I have a 2019 MBP with 64 GB of RAM. Right now I’m running 10.15.6, but plan on upgrading to Big Sur unless someone cautions me not to. I am running TB 8.9.1.
I have a TBX document with ~500 notes (data items) from which I have ziplinked quotes to create another 1500 notes (data extracts). The file is at 20MB right now. I want to run agents to explore the relationships among the 1500 data extracts. Often times this means creating agents that crawl all 1500 notes and assign them to smart adornments. These adornment queries may be on various user-defined attributes or based on system attributes like Tags or Flags. A common agent would be mapping, say, 250 notes across 86 smart adornments, another common agent might map 400 notes across 5 adornments. Right now these agents/smart adornments do not have actions, but they could (more likely I’d do the $AgentAction bits in the attribute browser).

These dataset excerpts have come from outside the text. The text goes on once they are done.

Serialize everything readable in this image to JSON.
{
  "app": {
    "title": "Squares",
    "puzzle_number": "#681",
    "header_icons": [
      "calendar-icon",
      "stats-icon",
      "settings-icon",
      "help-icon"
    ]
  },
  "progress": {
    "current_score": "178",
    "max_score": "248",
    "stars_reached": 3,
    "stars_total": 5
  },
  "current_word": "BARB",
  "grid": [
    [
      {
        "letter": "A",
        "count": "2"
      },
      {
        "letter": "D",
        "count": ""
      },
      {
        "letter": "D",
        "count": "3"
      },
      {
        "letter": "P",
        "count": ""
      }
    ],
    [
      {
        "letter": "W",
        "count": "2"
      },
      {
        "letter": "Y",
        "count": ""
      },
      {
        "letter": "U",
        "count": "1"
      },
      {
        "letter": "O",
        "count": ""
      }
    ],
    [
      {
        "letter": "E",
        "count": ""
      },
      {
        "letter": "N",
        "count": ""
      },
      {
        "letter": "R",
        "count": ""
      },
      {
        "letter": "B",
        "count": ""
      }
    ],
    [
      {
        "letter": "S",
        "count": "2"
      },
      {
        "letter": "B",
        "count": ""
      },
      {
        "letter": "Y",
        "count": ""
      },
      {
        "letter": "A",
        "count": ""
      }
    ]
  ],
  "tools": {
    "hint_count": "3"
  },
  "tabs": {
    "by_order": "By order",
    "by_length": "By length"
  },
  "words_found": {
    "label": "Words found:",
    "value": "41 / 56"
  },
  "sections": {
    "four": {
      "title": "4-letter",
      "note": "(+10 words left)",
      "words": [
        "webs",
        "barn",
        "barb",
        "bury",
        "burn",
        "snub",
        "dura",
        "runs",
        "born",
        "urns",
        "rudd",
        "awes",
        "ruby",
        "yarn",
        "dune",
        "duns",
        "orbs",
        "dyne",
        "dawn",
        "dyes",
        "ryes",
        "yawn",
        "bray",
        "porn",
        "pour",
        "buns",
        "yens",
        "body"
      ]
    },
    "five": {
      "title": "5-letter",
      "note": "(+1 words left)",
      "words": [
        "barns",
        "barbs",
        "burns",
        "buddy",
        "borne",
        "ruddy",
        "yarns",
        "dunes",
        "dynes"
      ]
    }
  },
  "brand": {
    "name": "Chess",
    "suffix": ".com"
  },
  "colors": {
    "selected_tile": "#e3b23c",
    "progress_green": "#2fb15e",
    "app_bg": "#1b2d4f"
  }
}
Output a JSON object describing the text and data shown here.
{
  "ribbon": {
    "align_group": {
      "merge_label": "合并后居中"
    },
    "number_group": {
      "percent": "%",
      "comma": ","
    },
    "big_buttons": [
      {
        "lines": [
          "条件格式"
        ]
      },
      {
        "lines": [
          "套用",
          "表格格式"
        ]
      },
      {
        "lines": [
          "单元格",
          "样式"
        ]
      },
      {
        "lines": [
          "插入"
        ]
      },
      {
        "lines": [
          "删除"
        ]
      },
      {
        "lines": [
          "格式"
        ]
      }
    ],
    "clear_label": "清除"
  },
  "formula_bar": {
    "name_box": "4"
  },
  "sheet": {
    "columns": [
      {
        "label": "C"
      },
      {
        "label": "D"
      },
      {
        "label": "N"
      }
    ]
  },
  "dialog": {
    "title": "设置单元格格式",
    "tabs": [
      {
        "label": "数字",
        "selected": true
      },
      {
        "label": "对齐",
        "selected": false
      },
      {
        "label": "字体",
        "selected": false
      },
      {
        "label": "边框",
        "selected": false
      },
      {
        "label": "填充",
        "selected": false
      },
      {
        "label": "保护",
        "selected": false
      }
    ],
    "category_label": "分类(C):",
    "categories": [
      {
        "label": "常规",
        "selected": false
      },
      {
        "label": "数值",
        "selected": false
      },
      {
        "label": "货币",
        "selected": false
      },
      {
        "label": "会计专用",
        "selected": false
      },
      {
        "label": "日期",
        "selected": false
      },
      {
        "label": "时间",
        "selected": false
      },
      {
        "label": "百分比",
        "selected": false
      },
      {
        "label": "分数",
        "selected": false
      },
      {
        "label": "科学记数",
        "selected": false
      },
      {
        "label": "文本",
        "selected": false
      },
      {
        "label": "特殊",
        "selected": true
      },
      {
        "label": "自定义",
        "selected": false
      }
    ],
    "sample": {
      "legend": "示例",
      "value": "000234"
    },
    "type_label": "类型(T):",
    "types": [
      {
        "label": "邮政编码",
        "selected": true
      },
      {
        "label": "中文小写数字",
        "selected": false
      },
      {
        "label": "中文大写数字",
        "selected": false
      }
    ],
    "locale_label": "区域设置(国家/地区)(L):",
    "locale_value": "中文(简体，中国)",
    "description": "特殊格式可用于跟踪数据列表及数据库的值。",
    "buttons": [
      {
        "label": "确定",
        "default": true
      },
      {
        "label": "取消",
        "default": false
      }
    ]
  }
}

I can easily imagine having a hundred or so agents in this file. But I can also creatively work around this to avoid it. I’ve never been so query-based in my TBX files, so I’m not sure what’s asking too much of the software/system.
I’ve gotten into some troublesome loops with TB so far, where the app maxes out my CPU and crashes or becomes unresponsive, but so far I think it’s always because there’s been an error in my code. (Side question: how do I stop TB from trying to open a file that crashed it upon restart? I get into a situation where launching TB means automatically trying to re-open the file that was opened when it became unresponsive and so it immediately becomes unresponsive again. Te only thing that seems to work is to uninstall TB so the preferences reset and then reinstall to get it to “forget” to open the crashed file.)
Your advice/perspective is most appreciated!